Thanks @popey456963 - when this is fixed I think we're ready for a Beta release!

developius commented 9 years ago

@popey456963 status?

popey456963 commented 9 years ago

Okay, so, what is happening is that I get an ugly array:

[ blarg \r\r\r\r \r\r\r bash]

And, before, what I was doing was simply ignoring those to get:

[blarg, bash]

What I didn't realise was happening though, was that it also removes spaces

Business Studies --> BusinessStudies

To fix this I've had to remove the line above, and instead used:

data = cleanArray($('.emphasized-link').text().replace(\r/g, '').split("\n"));

(Note the missing / +?|). However, this returns six undefineds for every actual word. To fix this I have two options, doing it client-side or doing it server-side. The client-side method I've already shown you, and consists of looping through each instance, testing whether it's undefined, and if it is, remove it.

The server-side method is to detect whether each array instance contains four digits (using RegeX most likely) and then dd those to a new array (and only those) which is then passed to the callback.

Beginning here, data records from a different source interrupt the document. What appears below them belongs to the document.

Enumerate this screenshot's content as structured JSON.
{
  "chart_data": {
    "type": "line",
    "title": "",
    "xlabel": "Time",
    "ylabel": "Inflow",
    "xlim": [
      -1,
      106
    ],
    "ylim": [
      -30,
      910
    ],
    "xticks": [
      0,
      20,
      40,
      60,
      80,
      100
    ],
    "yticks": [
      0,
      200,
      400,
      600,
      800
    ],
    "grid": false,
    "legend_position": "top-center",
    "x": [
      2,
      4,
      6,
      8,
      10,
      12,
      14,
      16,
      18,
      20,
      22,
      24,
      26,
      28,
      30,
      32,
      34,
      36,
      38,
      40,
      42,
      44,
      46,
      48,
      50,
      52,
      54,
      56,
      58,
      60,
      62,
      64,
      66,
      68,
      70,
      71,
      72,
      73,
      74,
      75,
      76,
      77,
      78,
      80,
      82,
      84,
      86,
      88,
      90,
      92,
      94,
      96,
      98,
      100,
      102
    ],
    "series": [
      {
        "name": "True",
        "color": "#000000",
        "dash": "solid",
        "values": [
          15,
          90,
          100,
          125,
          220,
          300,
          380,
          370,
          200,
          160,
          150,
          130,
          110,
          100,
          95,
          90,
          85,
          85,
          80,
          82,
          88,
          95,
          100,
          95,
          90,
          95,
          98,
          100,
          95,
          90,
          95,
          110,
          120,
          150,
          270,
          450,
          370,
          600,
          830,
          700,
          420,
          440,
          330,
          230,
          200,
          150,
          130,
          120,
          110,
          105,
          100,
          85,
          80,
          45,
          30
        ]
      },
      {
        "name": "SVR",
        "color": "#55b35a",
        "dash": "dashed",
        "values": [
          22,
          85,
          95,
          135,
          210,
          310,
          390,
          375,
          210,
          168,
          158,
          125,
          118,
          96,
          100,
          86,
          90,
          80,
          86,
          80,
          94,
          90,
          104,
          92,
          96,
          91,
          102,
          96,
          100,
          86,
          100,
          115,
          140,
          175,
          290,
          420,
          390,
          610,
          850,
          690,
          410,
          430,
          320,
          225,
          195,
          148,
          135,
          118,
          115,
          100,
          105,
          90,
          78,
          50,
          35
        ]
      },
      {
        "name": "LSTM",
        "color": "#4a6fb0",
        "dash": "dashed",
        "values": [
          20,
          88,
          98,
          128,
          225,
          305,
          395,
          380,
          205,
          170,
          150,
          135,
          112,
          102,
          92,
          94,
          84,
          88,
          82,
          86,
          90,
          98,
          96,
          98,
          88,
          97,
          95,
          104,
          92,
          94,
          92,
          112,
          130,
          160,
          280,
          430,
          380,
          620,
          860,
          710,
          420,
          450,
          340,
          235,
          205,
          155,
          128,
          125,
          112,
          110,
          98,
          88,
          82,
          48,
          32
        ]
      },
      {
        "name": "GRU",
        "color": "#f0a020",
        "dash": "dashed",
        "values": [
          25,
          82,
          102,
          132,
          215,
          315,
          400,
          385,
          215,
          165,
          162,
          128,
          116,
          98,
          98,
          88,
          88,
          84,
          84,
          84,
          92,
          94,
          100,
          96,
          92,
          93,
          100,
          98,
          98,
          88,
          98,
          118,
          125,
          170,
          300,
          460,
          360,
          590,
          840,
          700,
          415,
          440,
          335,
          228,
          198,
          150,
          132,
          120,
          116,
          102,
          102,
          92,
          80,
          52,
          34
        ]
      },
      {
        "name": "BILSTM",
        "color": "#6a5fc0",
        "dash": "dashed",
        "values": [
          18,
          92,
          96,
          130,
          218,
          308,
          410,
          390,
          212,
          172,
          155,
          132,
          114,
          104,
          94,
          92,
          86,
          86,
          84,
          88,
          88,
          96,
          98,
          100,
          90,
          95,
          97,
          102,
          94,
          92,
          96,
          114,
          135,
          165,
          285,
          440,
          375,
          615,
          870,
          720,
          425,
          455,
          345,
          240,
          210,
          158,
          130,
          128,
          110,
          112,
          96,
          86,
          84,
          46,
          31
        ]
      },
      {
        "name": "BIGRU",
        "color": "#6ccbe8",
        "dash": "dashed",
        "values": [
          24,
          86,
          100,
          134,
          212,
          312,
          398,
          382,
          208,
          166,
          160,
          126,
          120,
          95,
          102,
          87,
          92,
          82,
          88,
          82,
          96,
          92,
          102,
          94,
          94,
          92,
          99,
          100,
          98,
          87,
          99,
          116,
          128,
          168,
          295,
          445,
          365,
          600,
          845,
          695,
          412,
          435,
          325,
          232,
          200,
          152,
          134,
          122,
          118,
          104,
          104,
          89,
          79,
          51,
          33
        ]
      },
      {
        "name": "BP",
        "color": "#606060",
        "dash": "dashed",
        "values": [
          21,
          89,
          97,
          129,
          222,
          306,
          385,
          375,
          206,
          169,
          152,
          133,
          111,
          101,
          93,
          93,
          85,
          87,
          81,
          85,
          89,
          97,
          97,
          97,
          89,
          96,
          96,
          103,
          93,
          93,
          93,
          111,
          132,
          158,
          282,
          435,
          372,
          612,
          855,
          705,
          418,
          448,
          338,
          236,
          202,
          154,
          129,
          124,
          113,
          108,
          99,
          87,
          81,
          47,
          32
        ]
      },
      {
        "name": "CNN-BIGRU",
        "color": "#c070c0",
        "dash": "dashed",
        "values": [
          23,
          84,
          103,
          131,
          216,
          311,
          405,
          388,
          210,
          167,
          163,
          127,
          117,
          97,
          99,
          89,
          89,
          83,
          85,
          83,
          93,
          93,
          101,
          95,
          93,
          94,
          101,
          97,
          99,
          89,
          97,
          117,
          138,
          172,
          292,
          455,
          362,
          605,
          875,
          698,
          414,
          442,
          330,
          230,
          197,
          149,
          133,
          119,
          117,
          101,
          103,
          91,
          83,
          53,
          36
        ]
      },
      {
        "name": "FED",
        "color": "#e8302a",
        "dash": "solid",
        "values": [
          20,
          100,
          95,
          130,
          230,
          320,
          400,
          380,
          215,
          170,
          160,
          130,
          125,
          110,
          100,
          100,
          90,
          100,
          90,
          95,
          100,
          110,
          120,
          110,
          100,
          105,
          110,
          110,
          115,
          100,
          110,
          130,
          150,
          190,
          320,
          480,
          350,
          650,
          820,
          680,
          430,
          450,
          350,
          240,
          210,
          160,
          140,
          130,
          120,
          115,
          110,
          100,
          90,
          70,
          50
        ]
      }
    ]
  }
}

I have started working on the client-side, but promptly gave up when informed that it's efficiency was so bad (it also means the client receives 6x the data). The server-side solution is coming on nicely, with the nicely written RegeX being short (/d{4}). Currently I'm having some problems making my solution efficient, looking for alternatives to RegeX (which is using a considerable amount of time on each pass, and requires 6*categories for each exam board.

In that sense, I am looking for suggestions of better methods, other than RegeX for sorting an array as described above. Any ideas?

developius commented 9 years ago

@popey456963 I can't think of another way to remove those things from the array... :(

developius commented 9 years ago

@popey456963 status?

popey456963 commented 9 years ago

Oh yeah, I completely forgot about this. I have code that stops the removal of spaces and instead removes arrays based on whether or not it contains four numbers. This works great, except randomly (1/10, different every time?!) we get an entry that looks like:

\t\n\t\t\t\t\t\nSubject\t\t\t\t9999\t\t\t\t\n

Which doesn't print out in a drop down box very well. I'm currently writing code that removes all \n's and only remove \t's when there is more than one however I am running into some troubles. I don't really want to use RegeX as that is hideously slow, so I'm using something that should hopefully be O(n).

developius commented 9 years ago

@popey456963 regex is going to be quick enough I think so if it's easier just use that. If you're set on not using regex then I suggest you replace 4 \t's (as long as it's always 4 \t's between the subject name and the syllabus number) with a space and then trim all spaces from the start and all spaces from the end. That should give you what you want.

This regex [a-zA-Z](\t{4})\d almost does what you want except it's (in Python anyway) including the last character of the name and the first character of the number which is strange because it's using a capture group to avoid exactly that issue...

developius commented 9 years ago

@popey456963 how far did you get with this regarding my previous comment?